It isn’t as if we had plans to visit there. The main purpose is research.

Sam Juvonen April 18, 2013 at 11:42 PM

Yes, the science is the thing. It’s amazing how much we’ve learned of the solar system and cosmos in the last 10-20 years alone.

I’m extremely sceptical of humans ever leaving our home solar system. The energy budget required is just enormous. I hope I turn out to be wrong and somebody comes up with a warp drive or subspace modulator or detects some convenient wormholes hanging around of course… I just wish I get to see proof of life off-Earth in my lifetime. A permanent research station on the Moon/asteroids/Mars would be nice too :)
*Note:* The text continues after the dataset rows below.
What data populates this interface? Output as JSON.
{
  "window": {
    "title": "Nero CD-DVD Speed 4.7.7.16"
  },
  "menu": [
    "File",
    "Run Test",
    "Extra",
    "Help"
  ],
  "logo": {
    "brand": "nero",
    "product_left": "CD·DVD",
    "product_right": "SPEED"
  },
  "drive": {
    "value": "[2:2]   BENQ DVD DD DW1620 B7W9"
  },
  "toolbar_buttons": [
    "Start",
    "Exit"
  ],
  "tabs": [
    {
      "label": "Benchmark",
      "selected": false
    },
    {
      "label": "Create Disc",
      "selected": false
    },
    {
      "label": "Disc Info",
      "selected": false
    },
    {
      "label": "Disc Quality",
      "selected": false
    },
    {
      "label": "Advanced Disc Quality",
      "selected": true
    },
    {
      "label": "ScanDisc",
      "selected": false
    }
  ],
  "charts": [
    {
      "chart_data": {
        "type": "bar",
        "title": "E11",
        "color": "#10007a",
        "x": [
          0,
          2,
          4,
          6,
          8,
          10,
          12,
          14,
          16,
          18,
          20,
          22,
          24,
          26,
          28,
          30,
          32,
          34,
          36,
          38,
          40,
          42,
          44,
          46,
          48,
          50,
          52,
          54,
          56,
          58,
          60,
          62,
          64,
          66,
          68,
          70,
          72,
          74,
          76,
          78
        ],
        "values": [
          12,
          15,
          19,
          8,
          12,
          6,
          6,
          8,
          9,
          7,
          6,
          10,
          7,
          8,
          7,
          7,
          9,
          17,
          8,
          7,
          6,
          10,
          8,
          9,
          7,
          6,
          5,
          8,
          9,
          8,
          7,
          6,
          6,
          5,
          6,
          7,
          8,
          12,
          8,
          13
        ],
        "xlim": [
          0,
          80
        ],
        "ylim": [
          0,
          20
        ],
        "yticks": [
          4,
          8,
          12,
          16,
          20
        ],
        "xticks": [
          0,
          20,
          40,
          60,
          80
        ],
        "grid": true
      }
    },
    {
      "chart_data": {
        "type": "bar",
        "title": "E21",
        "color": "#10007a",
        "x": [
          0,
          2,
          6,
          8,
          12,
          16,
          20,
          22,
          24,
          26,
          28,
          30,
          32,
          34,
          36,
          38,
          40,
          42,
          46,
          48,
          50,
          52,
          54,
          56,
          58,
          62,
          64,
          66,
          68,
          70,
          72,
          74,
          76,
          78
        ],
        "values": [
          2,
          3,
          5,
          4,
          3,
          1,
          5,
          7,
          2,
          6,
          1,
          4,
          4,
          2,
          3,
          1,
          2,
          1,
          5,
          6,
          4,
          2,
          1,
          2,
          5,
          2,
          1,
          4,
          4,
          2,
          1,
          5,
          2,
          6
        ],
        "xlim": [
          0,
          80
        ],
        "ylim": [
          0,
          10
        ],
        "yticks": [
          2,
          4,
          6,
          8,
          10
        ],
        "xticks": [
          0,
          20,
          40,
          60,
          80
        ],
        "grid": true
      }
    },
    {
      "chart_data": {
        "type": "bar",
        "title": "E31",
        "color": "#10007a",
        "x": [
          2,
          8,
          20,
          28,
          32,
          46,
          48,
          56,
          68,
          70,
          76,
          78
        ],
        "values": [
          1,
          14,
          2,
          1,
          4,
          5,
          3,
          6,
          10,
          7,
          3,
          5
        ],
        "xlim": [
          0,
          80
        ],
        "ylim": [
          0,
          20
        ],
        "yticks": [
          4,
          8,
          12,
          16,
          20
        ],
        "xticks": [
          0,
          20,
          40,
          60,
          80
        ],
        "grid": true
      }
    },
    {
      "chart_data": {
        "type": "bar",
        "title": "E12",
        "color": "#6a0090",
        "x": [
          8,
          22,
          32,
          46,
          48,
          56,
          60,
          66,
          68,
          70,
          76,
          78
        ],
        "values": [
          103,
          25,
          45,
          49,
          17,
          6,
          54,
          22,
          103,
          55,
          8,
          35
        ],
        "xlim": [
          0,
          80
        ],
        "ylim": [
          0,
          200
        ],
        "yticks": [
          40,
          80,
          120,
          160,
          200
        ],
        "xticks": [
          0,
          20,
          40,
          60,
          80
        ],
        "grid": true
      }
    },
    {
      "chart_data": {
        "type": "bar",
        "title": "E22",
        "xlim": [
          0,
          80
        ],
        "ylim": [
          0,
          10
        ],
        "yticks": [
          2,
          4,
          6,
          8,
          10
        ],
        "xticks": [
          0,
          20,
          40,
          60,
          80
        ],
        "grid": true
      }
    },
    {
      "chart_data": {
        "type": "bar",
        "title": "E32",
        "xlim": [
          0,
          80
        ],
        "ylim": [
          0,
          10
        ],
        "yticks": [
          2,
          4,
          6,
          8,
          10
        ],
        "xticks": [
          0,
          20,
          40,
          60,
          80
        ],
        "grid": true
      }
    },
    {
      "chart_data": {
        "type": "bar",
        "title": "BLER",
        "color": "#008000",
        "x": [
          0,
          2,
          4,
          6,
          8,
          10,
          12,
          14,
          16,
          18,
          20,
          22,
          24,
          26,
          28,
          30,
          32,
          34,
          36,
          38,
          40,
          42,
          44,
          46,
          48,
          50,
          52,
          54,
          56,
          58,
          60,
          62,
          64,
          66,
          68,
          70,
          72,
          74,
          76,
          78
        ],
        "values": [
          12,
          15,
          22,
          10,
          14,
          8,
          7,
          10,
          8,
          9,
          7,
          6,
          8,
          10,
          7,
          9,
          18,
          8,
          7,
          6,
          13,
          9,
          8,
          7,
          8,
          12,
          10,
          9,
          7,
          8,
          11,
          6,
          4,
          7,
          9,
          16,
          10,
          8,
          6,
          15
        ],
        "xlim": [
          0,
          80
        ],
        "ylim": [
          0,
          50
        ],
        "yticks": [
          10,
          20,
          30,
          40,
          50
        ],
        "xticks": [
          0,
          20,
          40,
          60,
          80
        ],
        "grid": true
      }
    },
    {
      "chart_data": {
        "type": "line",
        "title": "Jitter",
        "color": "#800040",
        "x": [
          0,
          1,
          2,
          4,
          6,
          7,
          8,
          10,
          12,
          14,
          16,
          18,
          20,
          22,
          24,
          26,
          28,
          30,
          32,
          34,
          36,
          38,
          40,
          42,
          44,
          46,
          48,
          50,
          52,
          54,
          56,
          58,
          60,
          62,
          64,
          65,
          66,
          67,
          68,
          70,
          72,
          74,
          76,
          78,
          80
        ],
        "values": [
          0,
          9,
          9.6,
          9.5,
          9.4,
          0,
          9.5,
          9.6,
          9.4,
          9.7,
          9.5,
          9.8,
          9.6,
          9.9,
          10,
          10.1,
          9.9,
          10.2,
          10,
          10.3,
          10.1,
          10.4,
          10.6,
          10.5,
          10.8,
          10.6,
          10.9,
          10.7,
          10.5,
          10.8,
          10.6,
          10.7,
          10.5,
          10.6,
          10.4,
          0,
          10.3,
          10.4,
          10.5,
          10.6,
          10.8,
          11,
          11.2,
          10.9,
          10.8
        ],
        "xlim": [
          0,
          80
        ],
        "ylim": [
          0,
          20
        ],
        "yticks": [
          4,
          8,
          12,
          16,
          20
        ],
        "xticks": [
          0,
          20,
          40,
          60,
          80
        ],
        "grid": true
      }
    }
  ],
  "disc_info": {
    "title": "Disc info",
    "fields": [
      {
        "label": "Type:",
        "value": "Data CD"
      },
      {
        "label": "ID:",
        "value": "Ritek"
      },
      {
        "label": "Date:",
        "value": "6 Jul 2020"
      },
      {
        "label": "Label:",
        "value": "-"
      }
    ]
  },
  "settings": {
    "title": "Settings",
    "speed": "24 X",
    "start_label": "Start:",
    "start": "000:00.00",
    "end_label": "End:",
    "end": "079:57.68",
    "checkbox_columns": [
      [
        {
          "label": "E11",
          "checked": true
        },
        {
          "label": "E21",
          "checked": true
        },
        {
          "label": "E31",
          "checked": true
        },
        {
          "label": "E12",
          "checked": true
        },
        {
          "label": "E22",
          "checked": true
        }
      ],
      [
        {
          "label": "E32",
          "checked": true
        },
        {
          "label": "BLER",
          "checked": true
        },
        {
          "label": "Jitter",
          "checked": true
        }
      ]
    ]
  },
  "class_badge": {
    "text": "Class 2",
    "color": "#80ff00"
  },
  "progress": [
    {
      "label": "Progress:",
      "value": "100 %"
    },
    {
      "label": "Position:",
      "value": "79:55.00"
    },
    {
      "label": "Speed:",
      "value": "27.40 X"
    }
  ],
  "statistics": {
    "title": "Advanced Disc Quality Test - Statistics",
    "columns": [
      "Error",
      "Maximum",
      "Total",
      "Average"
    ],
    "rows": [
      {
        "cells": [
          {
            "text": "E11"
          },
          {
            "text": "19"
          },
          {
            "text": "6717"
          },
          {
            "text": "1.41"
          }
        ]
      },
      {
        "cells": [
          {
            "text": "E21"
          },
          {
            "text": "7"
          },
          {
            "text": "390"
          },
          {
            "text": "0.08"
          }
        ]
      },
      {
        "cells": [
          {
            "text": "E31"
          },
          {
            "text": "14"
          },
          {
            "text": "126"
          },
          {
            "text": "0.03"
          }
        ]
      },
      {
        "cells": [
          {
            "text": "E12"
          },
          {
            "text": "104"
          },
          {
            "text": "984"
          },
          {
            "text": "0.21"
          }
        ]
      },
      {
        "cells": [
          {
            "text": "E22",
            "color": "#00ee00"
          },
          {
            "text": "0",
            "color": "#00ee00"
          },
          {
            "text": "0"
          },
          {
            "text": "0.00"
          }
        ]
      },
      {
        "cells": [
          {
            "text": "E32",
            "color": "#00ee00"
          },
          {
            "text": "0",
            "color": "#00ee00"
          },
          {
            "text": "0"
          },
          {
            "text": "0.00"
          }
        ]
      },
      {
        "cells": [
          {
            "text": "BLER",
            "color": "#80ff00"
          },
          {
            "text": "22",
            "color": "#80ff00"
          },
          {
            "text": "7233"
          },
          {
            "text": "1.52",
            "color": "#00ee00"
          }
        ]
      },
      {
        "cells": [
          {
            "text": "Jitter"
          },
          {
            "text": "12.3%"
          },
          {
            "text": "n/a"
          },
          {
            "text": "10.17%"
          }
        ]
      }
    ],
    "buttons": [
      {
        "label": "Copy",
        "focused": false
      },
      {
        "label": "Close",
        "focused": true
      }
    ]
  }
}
Mpj Marsphotojournal April 19, 2013 at 8:55 AM

For now it is sufficient to catalog putative habitable exoplanets as it is in reach of our technological capabilities to date. In the not too far future we will also start to spectroscopically analyze the atmospheres of those planets and look for biogenic tracer gases like methane and in case of technological inteligent exo-life for eg. artificial illumination on the night-sides.
But meanwhile we should advance our knowledge of exo-life in our solar system and 1st finish the Viking life detection experiments on Mars – which could yield some interesting facts about the connection of atmospheric methane as trace gas and life (exo-planets?) and 2nd move on to the outer planets moons which are not located in any definition of a HZ but are still suspected to harbor underground/ice oceans and possibly life. Chances and capabilities are a lot higher that definitive proof of exo-life – during our life-times – will be found in our system rather than other solar systems.

Torbjörn Larsson April 20, 2013 at 6:07 PM

Absolutely, I think Curiosity’s finds on Mars’ habitability tells us it is a race.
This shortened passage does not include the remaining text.